Do you see the light? The heat is getting sucked out so the heat in the grow box will not be too high, because it's a small grow closet this is important.

I would think that if you give the roots more space and use bigger buckets the buds will even grow a little bigger then that.

But all in all a great design that produces many buds.


----------



## cincy boy

What kind of light is that and how much do you think that whole thing would run you


----------



## MarPassion

I think they are using a powerful light, 1000 watts or so. But most of the time it doesn't give you much more then a 600 watts. If you calculate the cost and effectiveness it's best to use multiple 400 watts. But that requires more space, and you see people use them for bigger grow room like 100 or 1000 plants.

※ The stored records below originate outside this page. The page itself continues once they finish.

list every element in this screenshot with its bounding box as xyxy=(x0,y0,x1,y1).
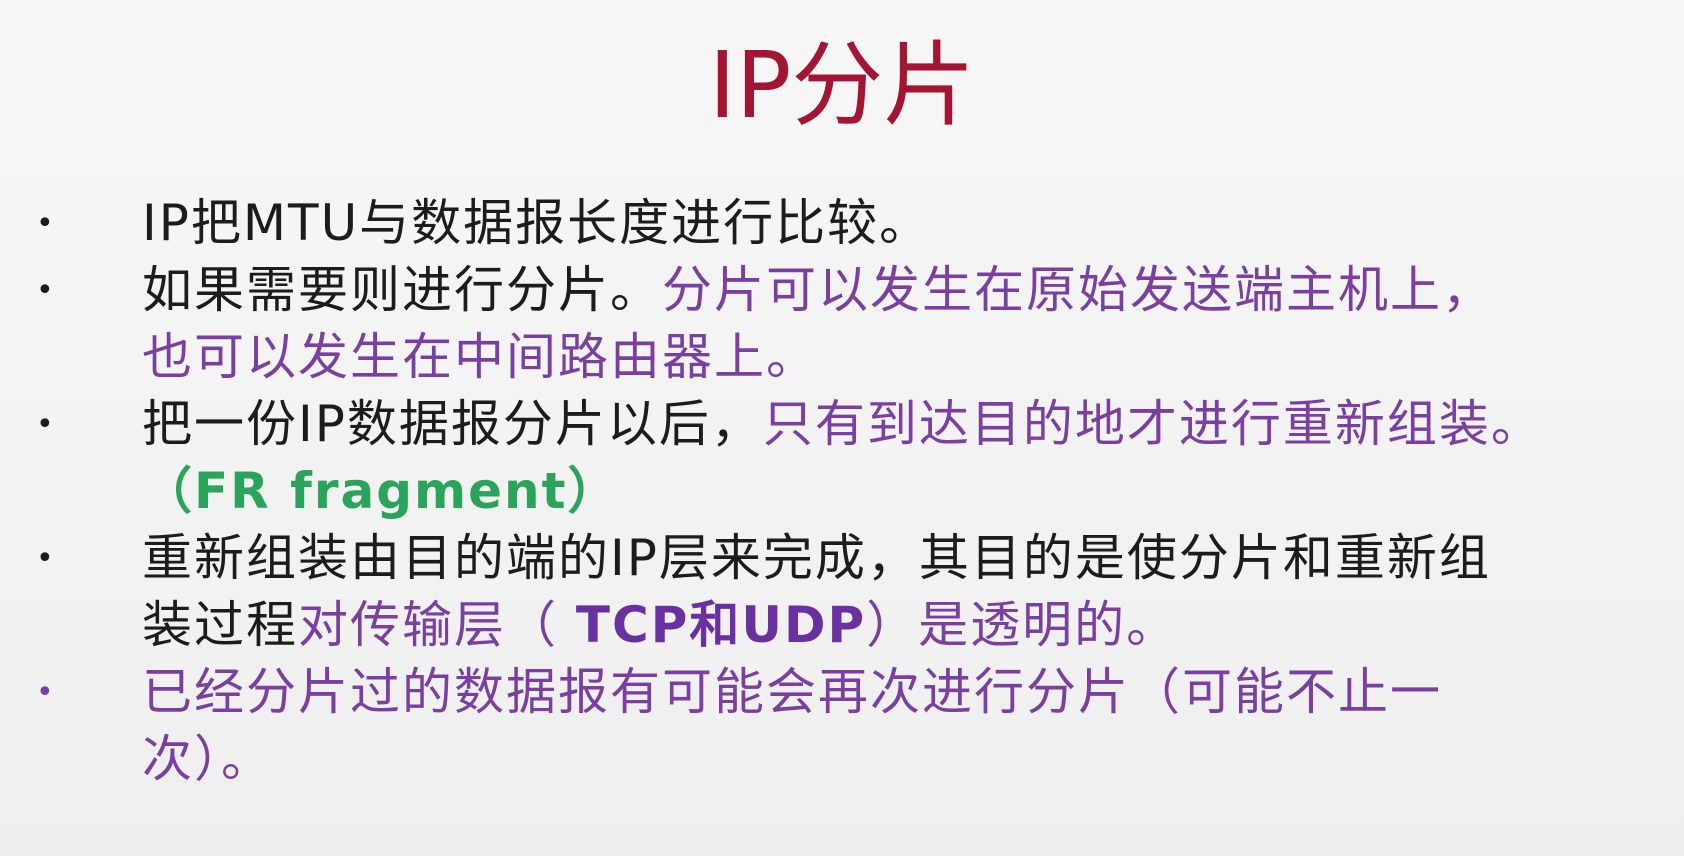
text-segment: TCP和UDP xyxy=(575,596,867,654)
bullet-line: 装过程对传输层（ TCP和UDP）是透明的。 xyxy=(142,592,1644,659)
slide: IP分片 • IP把MTU与数据报长度进行比较。 • 如果需要则进行分片。分片可以发生… xyxy=(0,0,1684,856)
bullet-line: 也可以发生在中间路由器上。 xyxy=(142,324,1644,391)
bullet-item: • IP把MTU与数据报长度进行比较。 xyxy=(0,190,1684,257)
bullet-line: 如果需要则进行分片。分片可以发生在原始发送端主机上， xyxy=(142,257,1644,324)
bullet-item: • 已经分片过的数据报有可能会再次进行分片（可能不止一 次）。 xyxy=(0,659,1684,793)
text-segment: 只有到达目的地才进行重新组装。 xyxy=(762,395,1543,453)
bullet-line: 重新组装由目的端的IP层来完成，其目的是使分片和重新组 xyxy=(142,525,1644,592)
bullet-item: • 如果需要则进行分片。分片可以发生在原始发送端主机上， 也可以发生在中间路由器上。 xyxy=(0,257,1684,391)
text-segment: 分片可以发生在原始发送端主机上， xyxy=(662,261,1494,319)
text-segment: （FR fragment） xyxy=(142,462,620,520)
bullet-dot-icon: • xyxy=(36,273,56,308)
text-segment: IP把MTU与数据报长度进行比较。 xyxy=(142,194,932,252)
bullet-dot-icon: • xyxy=(36,206,56,241)
bullet-line: 已经分片过的数据报有可能会再次进行分片（可能不止一 xyxy=(142,659,1644,726)
text-segment: 如果需要则进行分片。 xyxy=(142,261,662,319)
bullet-dot-icon: • xyxy=(36,541,56,576)
bullet-line: （FR fragment） xyxy=(142,458,1644,525)
text-segment: 把一份IP数据报分片以后， xyxy=(142,395,763,453)
text-segment: 已经分片过的数据报有可能会再次进行分片（可能不止一 xyxy=(142,663,1442,721)
bullet-line: 把一份IP数据报分片以后，只有到达目的地才进行重新组装。 xyxy=(142,391,1644,458)
text-segment: 装过程 xyxy=(142,596,298,654)
text-segment: 也可以发生在中间路由器上。 xyxy=(142,328,818,386)
bullet-line: IP把MTU与数据报长度进行比较。 xyxy=(142,190,1644,257)
text-segment: 对传输层（ xyxy=(298,596,576,654)
bullet-dot-icon: • xyxy=(36,675,56,710)
text-segment: 重新组装由目的端的IP层来完成，其目的是使分片和重新组 xyxy=(142,529,1491,587)
slide-title: IP分片 xyxy=(708,32,976,139)
text-segment: ）是透明的。 xyxy=(866,596,1179,654)
text-segment: 次）。 xyxy=(142,730,273,788)
bullet-item: • 把一份IP数据报分片以后，只有到达目的地才进行重新组装。 （FR fragmen… xyxy=(0,391,1684,525)
bullet-list: • IP把MTU与数据报长度进行比较。 • 如果需要则进行分片。分片可以发生在原始发送… xyxy=(0,190,1684,793)
bullet-dot-icon: • xyxy=(36,407,56,442)
bullet-line: 次）。 xyxy=(142,726,1644,793)
bullet-item: • 重新组装由目的端的IP层来完成，其目的是使分片和重新组 装过程对传输层（ TCP… xyxy=(0,525,1684,659)
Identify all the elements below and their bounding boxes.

So, for small growing it's actually better to use a more powerful light. But I would choose a 600 watt HPS or so because you need to be careful with a 1000 watts light because of heat, I know this system sucks the heat but still, lots of heat from such a light.


----------



## cincy boy

Im  using a 250 watt hps in my closet with fans one on the bulb and one on tmy 4 trees


----------



## Goldie

Auto! How did MarP get this pic of yer closet? lol      j/k


----------



## automatic

LOL ALMOST.... its just gotta be a little more ghetto!!! Thats way to high tech for me lol!!! and not enough plants crammed in there!!!


----------



## Goldie

Aw, gawd, auto, get them shoplights out! Yer killin` me!


----------



## notthecops

That looks pretty nice.  But man, I couldn't stand growing in a small space like that.  I've never tried it before, but I know what can be achieved by hanging the light in the middle of your plants, so I wouldn't even try a small grow.  lol


----------



## Goldie

LOL - its all relative, NTC. That pic - those plants in it - ARE my idea of a big grow - lol oh lol. It is a dream of mine to have a whole room full of `em...


----------



## SoFlnightlight

Nice setup! I am to hydro DWC can't beat the waterfarm or bubble buckets!! Cram another 2 farms in there u got the room!! LOL Great setup. What r u using for lighting? And what r the dimension of your closet?? Just want to compair wit mine? ? For u what type of fan r u running on your exhaust and do u leave the doors open? Prob a stupid ?  
SMOKEM IF U GOTTEM!!
WHAT STRAIN IS THAT I SEE??


----------



## UKgirl420

*i doubt youll get an answer the thread is allmost 4 yrs old :giggle:*


----------



## CasualGrower

I LOVE IT WHEN THIS HAPPENS!!!!! ahehehehehe.


----------



## kubefuism

CLEAR!!! Ok, I have a pulse....

it's gonna be O.K.


----------



## 225smokestack

lolz, thats funny


----------



## 420benny

:rofl::joint:


----------



## SoFlnightlight

I check my forums from 3 yes ago for the same reason I wrote in!! Sum people check some don't. Thanks for all the laughs I'll keep posting to c who checks up on there old forums! 
                    SMOKEM IF U GOTTEM!


----------



## 4u2sm0ke

maybe when he returns he will answer those questions:rofl: That is a nice setup  *MarrP*


----------



## str8t0thetop

owwwwwww


----------